I would like to manipulate (delete) with files and folders in my ADLS (container) using Python SDK. I have 2 issues:
- Which of the hundreds of Azure SDKs to use for this purpose?
- How to authenticate using AAD token? I really prefer authenticating this way, or also using credentials for service principal (username, password, tenant)
I already looked at:
- azure.storage.filedatalake
- azure.storage.blob
and authentication using
- azure.identity - TokenCredentials, AzureCliCredential
CodePudding user response:
Which of the hundreds of Azure SDKs to use for this purpose?
Considering ADLS Gen2 is built on top of Blob Storage, you can use both azure.storage.filedatalake
or azure.storage.blob
however the recommendation would be to use azure.storage.filedatalake
as this SDK is designed for ADLS Gen2.
How to authenticate using AAD token? I really prefer authenticating this way, or also using credentials for service principal (username, password, tenant)
Please refer to Authorize access to blobs using Azure Active Directory
regarding how to connect to Azure Storage using Azure AD. The key thing to remember here is that whatever user (even Service Principal) is connecting to Azure Storage using Azure AD credentials, that user must be assigned Azure Storage Data Operations permissions e.g. Blob Data Contributor.

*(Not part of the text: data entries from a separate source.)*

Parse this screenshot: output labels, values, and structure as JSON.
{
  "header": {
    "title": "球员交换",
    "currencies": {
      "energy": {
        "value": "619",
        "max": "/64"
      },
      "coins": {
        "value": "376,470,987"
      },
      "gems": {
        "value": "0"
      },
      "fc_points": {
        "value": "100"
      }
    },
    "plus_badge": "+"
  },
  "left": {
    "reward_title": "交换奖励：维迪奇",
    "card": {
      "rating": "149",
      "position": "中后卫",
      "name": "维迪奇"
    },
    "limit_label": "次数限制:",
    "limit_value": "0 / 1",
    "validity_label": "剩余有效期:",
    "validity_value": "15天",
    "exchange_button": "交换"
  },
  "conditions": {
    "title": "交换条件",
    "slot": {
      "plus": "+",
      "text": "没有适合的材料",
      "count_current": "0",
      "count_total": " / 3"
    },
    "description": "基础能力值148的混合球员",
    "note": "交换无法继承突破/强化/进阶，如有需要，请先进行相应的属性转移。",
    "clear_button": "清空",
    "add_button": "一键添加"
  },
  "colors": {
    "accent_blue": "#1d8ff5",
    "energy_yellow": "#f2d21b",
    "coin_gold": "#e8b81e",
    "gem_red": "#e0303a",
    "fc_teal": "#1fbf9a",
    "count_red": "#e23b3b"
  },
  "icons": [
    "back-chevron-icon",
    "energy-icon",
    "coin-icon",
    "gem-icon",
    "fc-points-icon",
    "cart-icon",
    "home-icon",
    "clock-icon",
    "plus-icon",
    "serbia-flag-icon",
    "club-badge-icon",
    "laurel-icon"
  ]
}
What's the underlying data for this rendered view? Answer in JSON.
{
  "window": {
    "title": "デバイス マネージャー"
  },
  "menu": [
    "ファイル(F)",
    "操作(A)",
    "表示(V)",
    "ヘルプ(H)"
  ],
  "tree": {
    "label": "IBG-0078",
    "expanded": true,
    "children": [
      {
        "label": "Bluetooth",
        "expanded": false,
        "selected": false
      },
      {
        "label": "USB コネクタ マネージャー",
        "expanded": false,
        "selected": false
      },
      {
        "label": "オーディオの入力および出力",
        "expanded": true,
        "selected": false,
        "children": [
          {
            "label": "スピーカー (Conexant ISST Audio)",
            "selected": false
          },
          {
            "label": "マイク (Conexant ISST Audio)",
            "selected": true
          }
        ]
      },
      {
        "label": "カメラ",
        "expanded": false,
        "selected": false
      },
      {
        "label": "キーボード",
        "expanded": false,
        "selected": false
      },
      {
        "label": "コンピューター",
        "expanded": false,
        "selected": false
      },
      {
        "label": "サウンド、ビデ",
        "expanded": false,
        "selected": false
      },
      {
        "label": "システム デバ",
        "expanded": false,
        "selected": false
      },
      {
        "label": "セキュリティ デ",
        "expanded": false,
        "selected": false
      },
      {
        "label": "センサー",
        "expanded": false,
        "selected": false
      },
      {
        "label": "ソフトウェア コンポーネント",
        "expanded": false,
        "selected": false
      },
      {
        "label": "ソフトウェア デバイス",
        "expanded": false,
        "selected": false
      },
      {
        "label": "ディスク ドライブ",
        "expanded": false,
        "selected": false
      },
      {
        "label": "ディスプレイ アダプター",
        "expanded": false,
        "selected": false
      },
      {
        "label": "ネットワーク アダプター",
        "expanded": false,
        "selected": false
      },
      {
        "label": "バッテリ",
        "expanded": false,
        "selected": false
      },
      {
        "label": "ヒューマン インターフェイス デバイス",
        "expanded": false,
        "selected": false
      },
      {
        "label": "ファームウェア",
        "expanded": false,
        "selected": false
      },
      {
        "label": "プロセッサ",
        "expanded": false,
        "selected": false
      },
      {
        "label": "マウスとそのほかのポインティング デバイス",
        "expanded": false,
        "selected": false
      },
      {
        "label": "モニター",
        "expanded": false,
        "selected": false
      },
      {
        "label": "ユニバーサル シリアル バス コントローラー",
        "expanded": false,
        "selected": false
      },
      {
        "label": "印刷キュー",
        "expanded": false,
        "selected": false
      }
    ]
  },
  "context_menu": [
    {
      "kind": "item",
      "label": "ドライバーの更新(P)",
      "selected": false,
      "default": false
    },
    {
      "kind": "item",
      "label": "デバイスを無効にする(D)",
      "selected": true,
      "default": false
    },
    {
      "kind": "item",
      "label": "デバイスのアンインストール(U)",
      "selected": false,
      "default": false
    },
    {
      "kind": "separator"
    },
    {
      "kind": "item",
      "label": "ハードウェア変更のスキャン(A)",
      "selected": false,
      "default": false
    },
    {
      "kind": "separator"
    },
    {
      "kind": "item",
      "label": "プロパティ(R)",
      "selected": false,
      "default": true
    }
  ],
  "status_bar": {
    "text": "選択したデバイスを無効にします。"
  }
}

Once you have done that, simply create a credential object and then use that credential object to connect to Azure Storage.
For example, take a look at the code sample below which is taken from here
:
from azure.identity import ClientSecretCredential
token_credential = ClientSecretCredential(
self.active_directory_tenant_id,
self.active_directory_application_id,
self.active_directory_application_secret,
)
datalake_service_client = DataLakeServiceClient("https://{}.dfs.core.windows.net".format(self.account_name),
credential=token_credential)